England’s chief medical officer Professor Chris Whitty said it had been a “difficult decision” regarding vaccinating children but CMOs would not be recommending the jabs “unless we felt that benefit exceeded risk”.

He added: “In a sense, what we’re not trying to do is say to children ‘you must, must, must, must, must’ but what we’re saying is that we think on balance the benefits both at an individual level and in terms of wider indirect benefits to education and through that to public health are in favour, otherwise we would not be making this recommendation.”


In their advice to the government, the UK’s CMOs said they were recommending vaccines on “public health grounds” and it was “likely vaccination will help reduce transmission of Covid in schools”.

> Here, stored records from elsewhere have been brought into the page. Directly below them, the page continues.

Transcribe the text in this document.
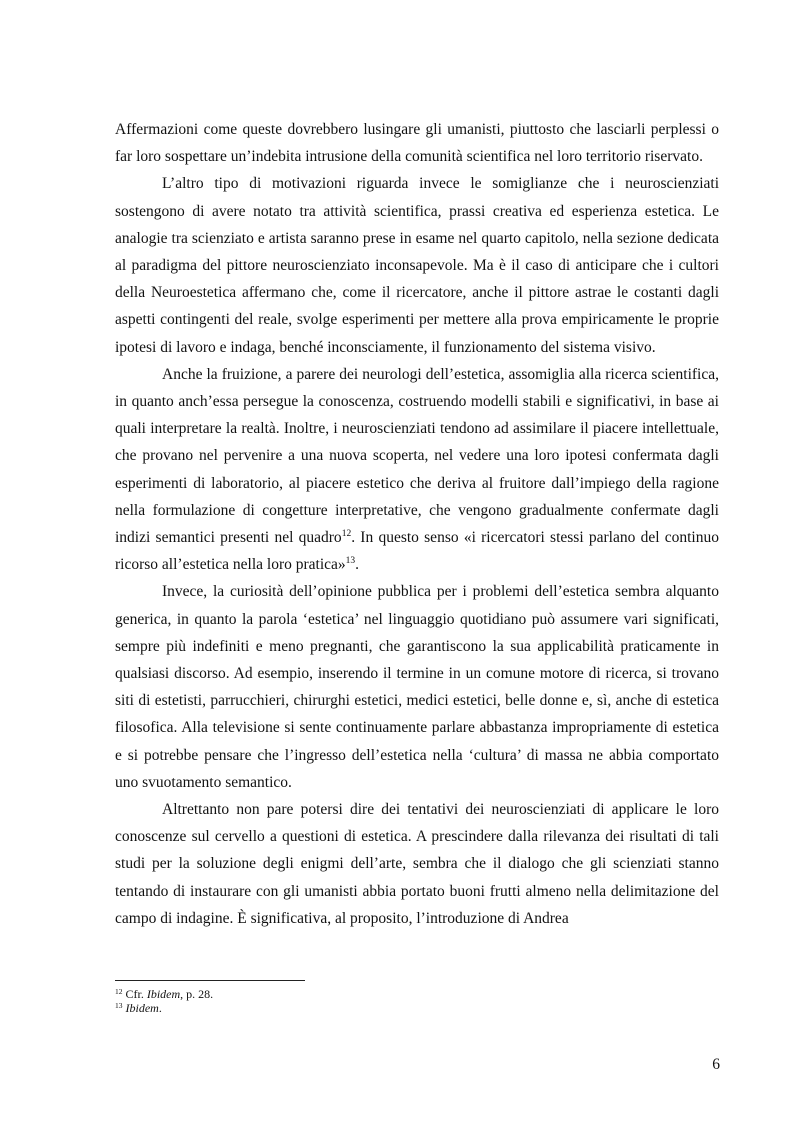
Affermazioni come queste dovrebbero lusingare gli umanisti, piuttosto che lasciarli perplessi o far loro sospettare un’indebita intrusione della comunità scientifica nel loro territorio riservato.

L’altro tipo di motivazioni riguarda invece le somiglianze che i neuroscienziati sostengono di avere notato tra attività scientifica, prassi creativa ed esperienza estetica. Le analogie tra scienziato e artista saranno prese in esame nel quarto capitolo, nella sezione dedicata al paradigma del pittore neuroscienziato inconsapevole. Ma è il caso di anticipare che i cultori della Neuroestetica affermano che, come il ricercatore, anche il pittore astrae le costanti dagli aspetti contingenti del reale, svolge esperimenti per mettere alla prova empiricamente le proprie ipotesi di lavoro e indaga, benché inconsciamente, il funzionamento del sistema visivo.

Anche la fruizione, a parere dei neurologi dell’estetica, assomiglia alla ricerca scientifica, in quanto anch’essa persegue la conoscenza, costruendo modelli stabili e significativi, in base ai quali interpretare la realtà. Inoltre, i neuroscienziati tendono ad assimilare il piacere intellettuale, che provano nel pervenire a una nuova scoperta, nel vedere una loro ipotesi confermata dagli esperimenti di laboratorio, al piacere estetico che deriva al fruitore dall’impiego della ragione nella formulazione di congetture interpretative, che vengono gradualmente confermate dagli indizi semantici presenti nel quadro$^{12}$. In questo senso «i ricercatori stessi parlano del continuo ricorso all’estetica nella loro pratica»$^{13}$.

Invece, la curiosità dell’opinione pubblica per i problemi dell’estetica sembra alquanto generica, in quanto la parola ‘estetica’ nel linguaggio quotidiano può assumere vari significati, sempre più indefiniti e meno pregnanti, che garantiscono la sua applicabilità praticamente in qualsiasi discorso. Ad esempio, inserendo il termine in un comune motore di ricerca, si trovano siti di estetisti, parrucchieri, chirurghi estetici, medici estetici, belle donne e, sì, anche di estetica filosofica. Alla televisione si sente continuamente parlare abbastanza impropriamente di estetica e si potrebbe pensare che l’ingresso dell’estetica nella ‘cultura’ di massa ne abbia comportato uno svuotamento semantico.

Altrettanto non pare potersi dire dei tentativi dei neuroscienziati di applicare le loro conoscenze sul cervello a questioni di estetica. A prescindere dalla rilevanza dei risultati di tali studi per la soluzione degli enigmi dell’arte, sembra che il dialogo che gli scienziati stanno tentando di instaurare con gli umanisti abbia portato buoni frutti almeno nella delimitazione del campo di indagine. È significativa, al proposito, l’introduzione di Andrea

$^{12}$ Cfr. Ibidem, p. 28.

$^{13}$ Ibidem.

6
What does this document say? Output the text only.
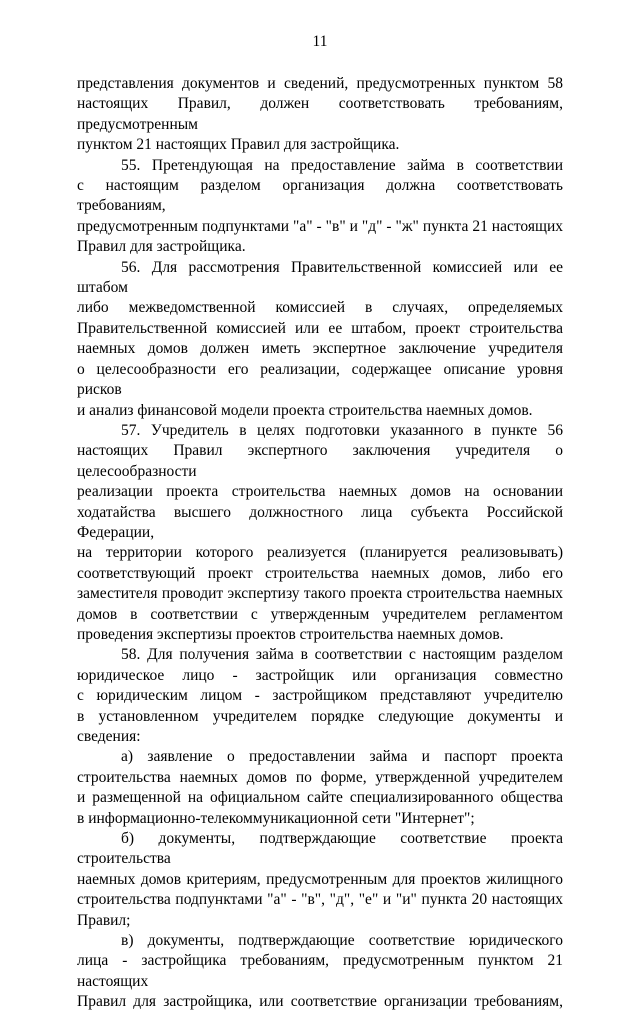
11
представления документов и сведений, предусмотренных пунктом 58
настоящих Правил, должен соответствовать требованиям, предусмотренным
пунктом 21 настоящих Правил для застройщика.
55. Претендующая на предоставление займа в соответствии
с настоящим разделом организация должна соответствовать требованиям,
предусмотренным подпунктами "а" - "в" и "д" - "ж" пункта 21 настоящих
Правил для застройщика.
56. Для рассмотрения Правительственной комиссией или ее штабом
либо межведомственной комиссией в случаях, определяемых
Правительственной комиссией или ее штабом, проект строительства
наемных домов должен иметь экспертное заключение учредителя
о целесообразности его реализации, содержащее описание уровня рисков
и анализ финансовой модели проекта строительства наемных домов.
57. Учредитель в целях подготовки указанного в пункте 56
настоящих Правил экспертного заключения учредителя о целесообразности
реализации проекта строительства наемных домов на основании
ходатайства высшего должностного лица субъекта Российской Федерации,
на территории которого реализуется (планируется реализовывать)
соответствующий проект строительства наемных домов, либо его
заместителя проводит экспертизу такого проекта строительства наемных
домов в соответствии с утвержденным учредителем регламентом
проведения экспертизы проектов строительства наемных домов.
58. Для получения займа в соответствии с настоящим разделом
юридическое лицо - застройщик или организация совместно
с юридическим лицом - застройщиком представляют учредителю
в установленном учредителем порядке следующие документы и сведения:
а) заявление о предоставлении займа и паспорт проекта
строительства наемных домов по форме, утвержденной учредителем
и размещенной на официальном сайте специализированного общества
в информационно-телекоммуникационной сети "Интернет";
б) документы, подтверждающие соответствие проекта строительства
наемных домов критериям, предусмотренным для проектов жилищного
строительства подпунктами "а" - "в", "д", "е" и "и" пункта 20 настоящих
Правил;
в) документы, подтверждающие соответствие юридического
лица - застройщика требованиям, предусмотренным пунктом 21 настоящих
Правил для застройщика, или соответствие организации требованиям,
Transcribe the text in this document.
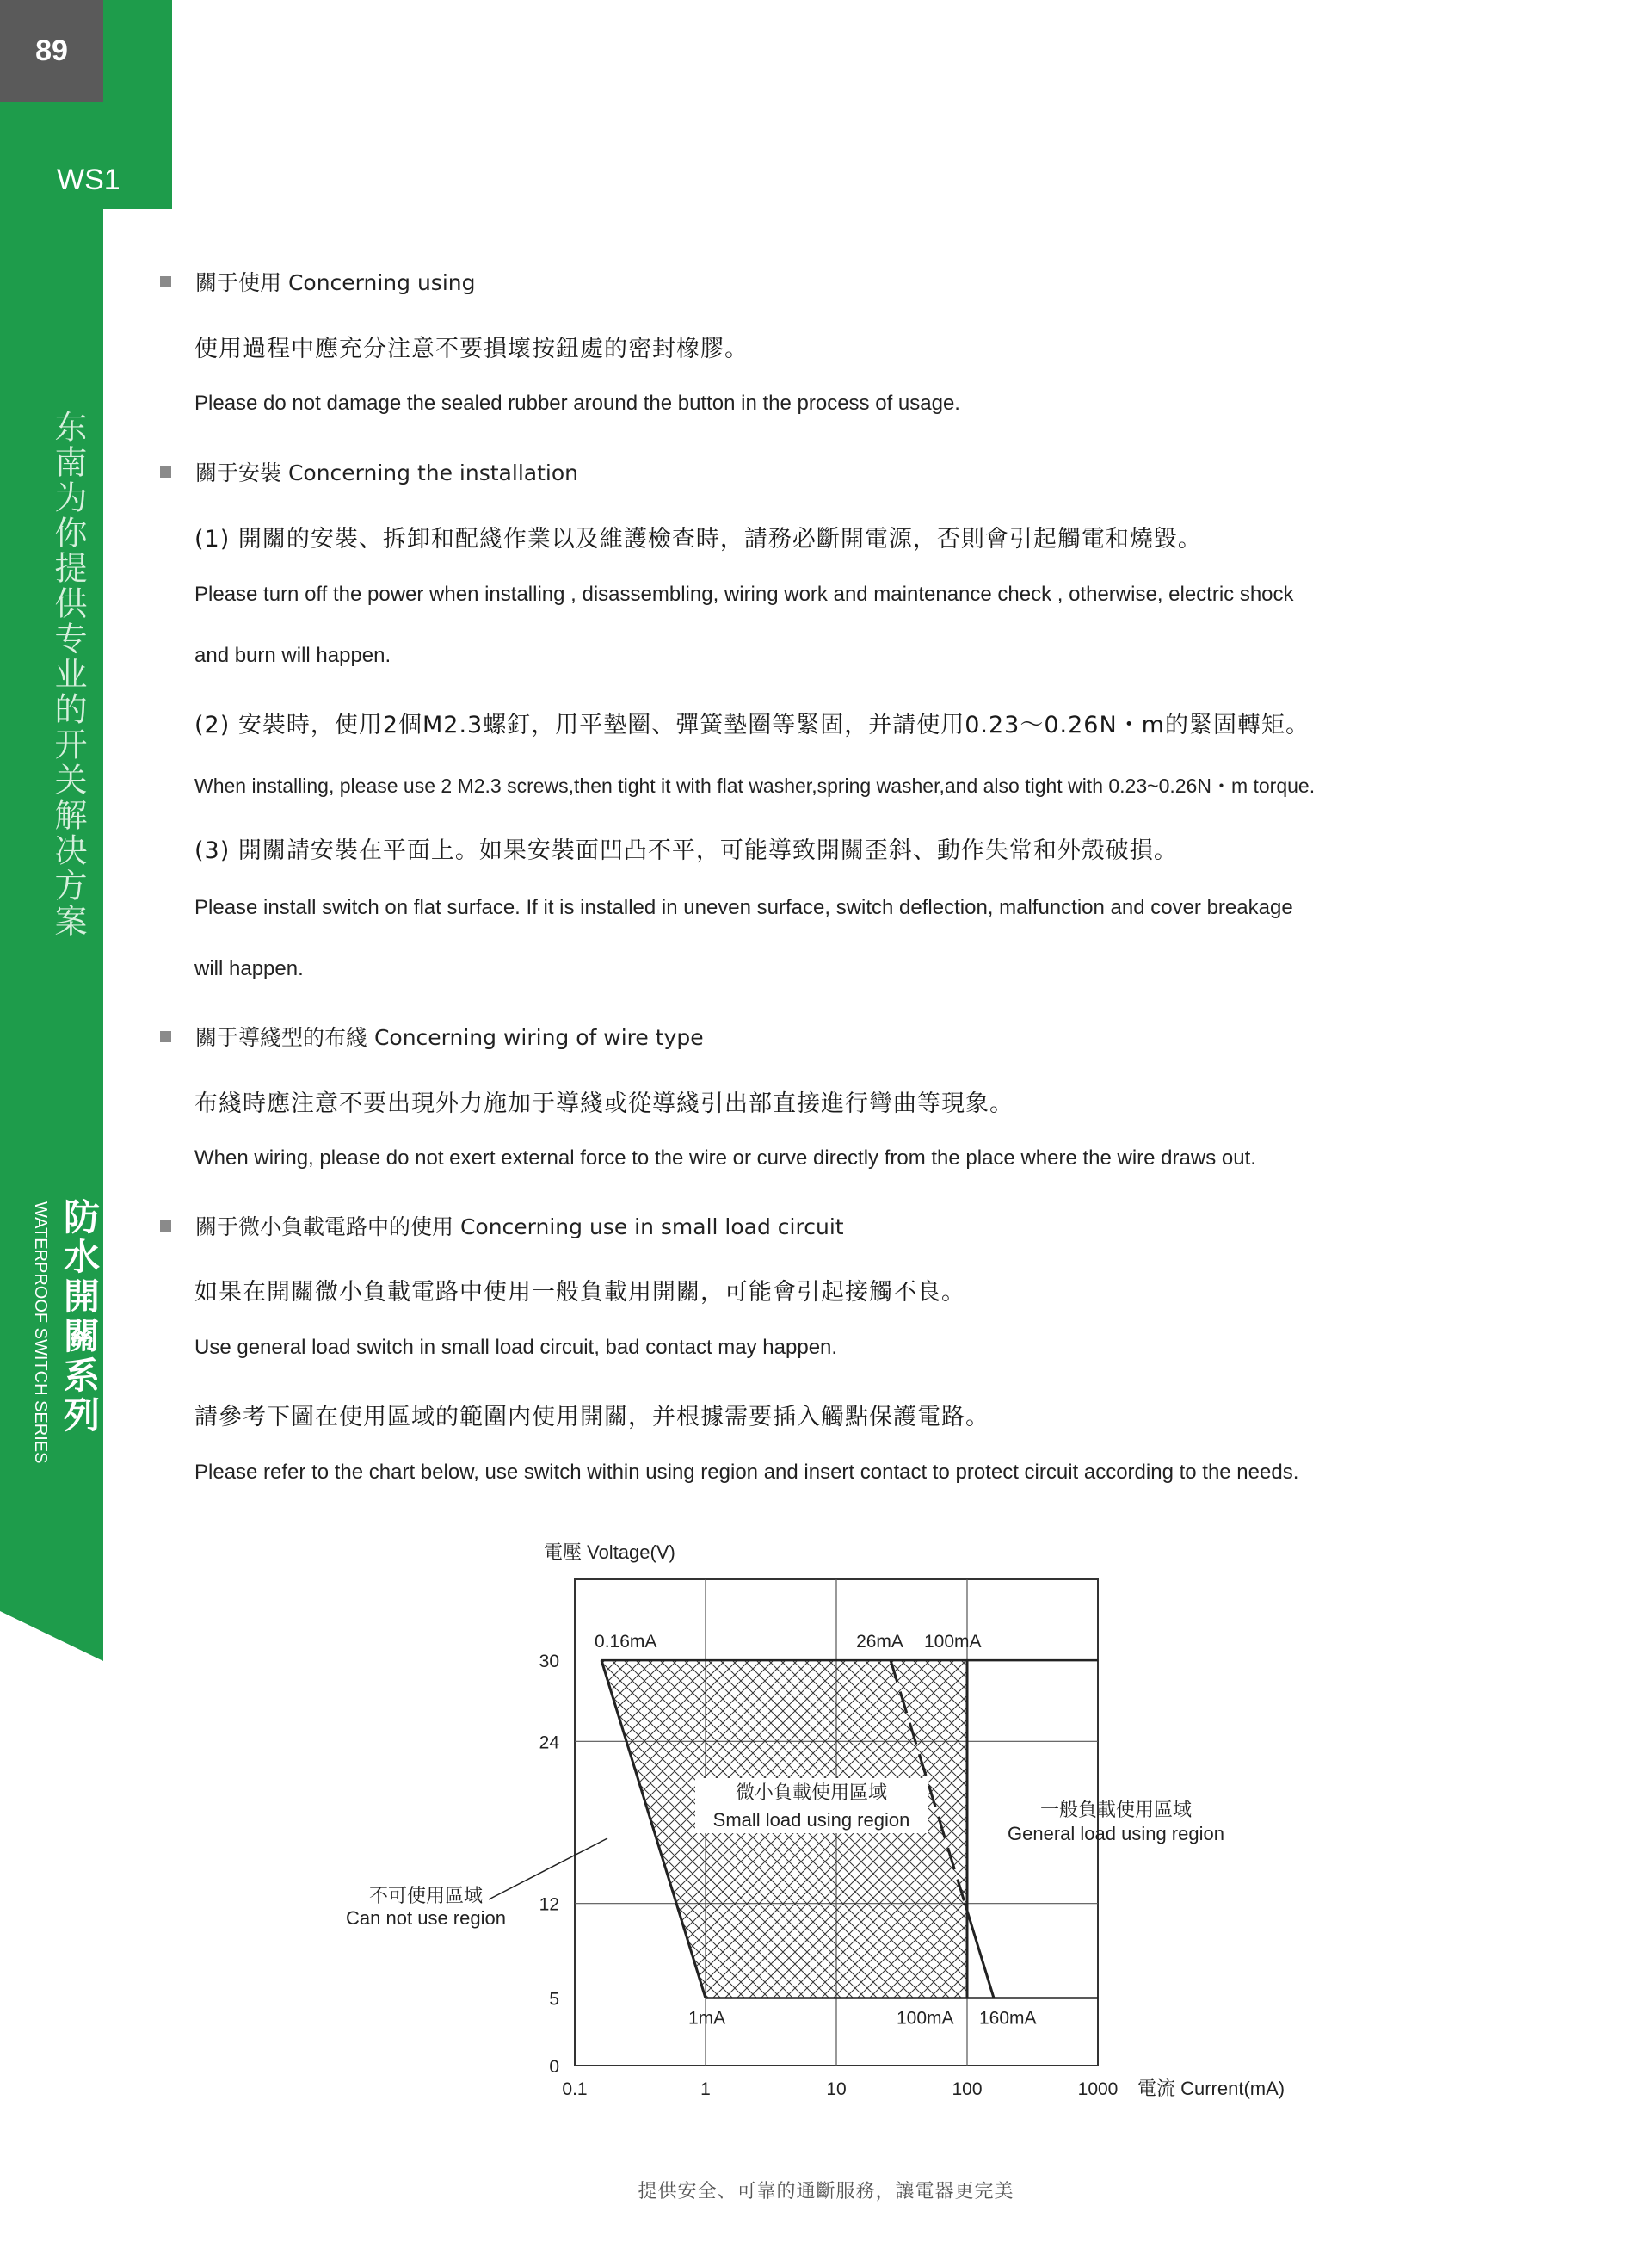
89
WS1
东南为你提供专业的开关解决方案
防水開關系列
WATERPROOF SWITCH SERIES
關于使用 Concerning using
使用過程中應充分注意不要損壞按鈕處的密封橡膠。
Please do not damage the sealed rubber around the button in the process of usage.
關于安裝 Concerning the installation
(1) 開關的安裝、拆卸和配綫作業以及維護檢查時，請務必斷開電源，否則會引起觸電和燒毀。
Please turn off the power when installing , disassembling, wiring work and maintenance check , otherwise, electric shock
and burn will happen.
(2) 安裝時，使用2個M2.3螺釘，用平墊圈、彈簧墊圈等緊固，并請使用0.23～0.26N・m的緊固轉矩。
When installing, please use 2 M2.3 screws,then tight it with flat washer,spring washer,and also tight with 0.23~0.26N・m torque.
(3) 開關請安裝在平面上。如果安裝面凹凸不平，可能導致開關歪斜、動作失常和外殼破損。
Please install switch on flat surface. If it is installed in uneven surface, switch deflection, malfunction and cover breakage
will happen.
關于導綫型的布綫 Concerning wiring of wire type
布綫時應注意不要出現外力施加于導綫或從導綫引出部直接進行彎曲等現象。
When wiring, please do not exert external force to the wire or curve directly from the place where the wire draws out.
關于微小負載電路中的使用 Concerning use in small load circuit
如果在開關微小負載電路中使用一般負載用開關，可能會引起接觸不良。
Use general load switch in small load circuit, bad contact may happen.
請參考下圖在使用區域的範圍内使用開關，并根據需要插入觸點保護電路。
Please refer to the chart below, use switch within using region and insert contact to protect circuit according to the needs.
電壓 Voltage(V)
0.1	1	10	100	1000
0
5
12
24
30
電流 Current(mA)
0.16mA	26mA 100mA
1mA	100mA 160mA
微小負載使用區域
Small load using region	一般負載使用區域
General load using region
不可使用區域
Can not use region
提供安全、可靠的通斷服務，讓電器更完美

The CMOs have asked for the JCVI now to look at whether second doses should be given to children and young people aged 12 to 15 once more data comes through internationally.

The CMOs think a single dose of Pfizer will reduce significantly the chance of a young person getting Covid and passing the virus on.

The NHS in England had already been asked to prepare to roll out vaccines for all 12 to 15-year-olds in the event that the CMOs recommend the programme.

The JCVI has already recommended that children and young people aged 12 to 17 with specific underlying health conditions, and children and young people who are aged 12 years and over who are household contacts of people who are immunocompromised are offered two doses of a vaccine.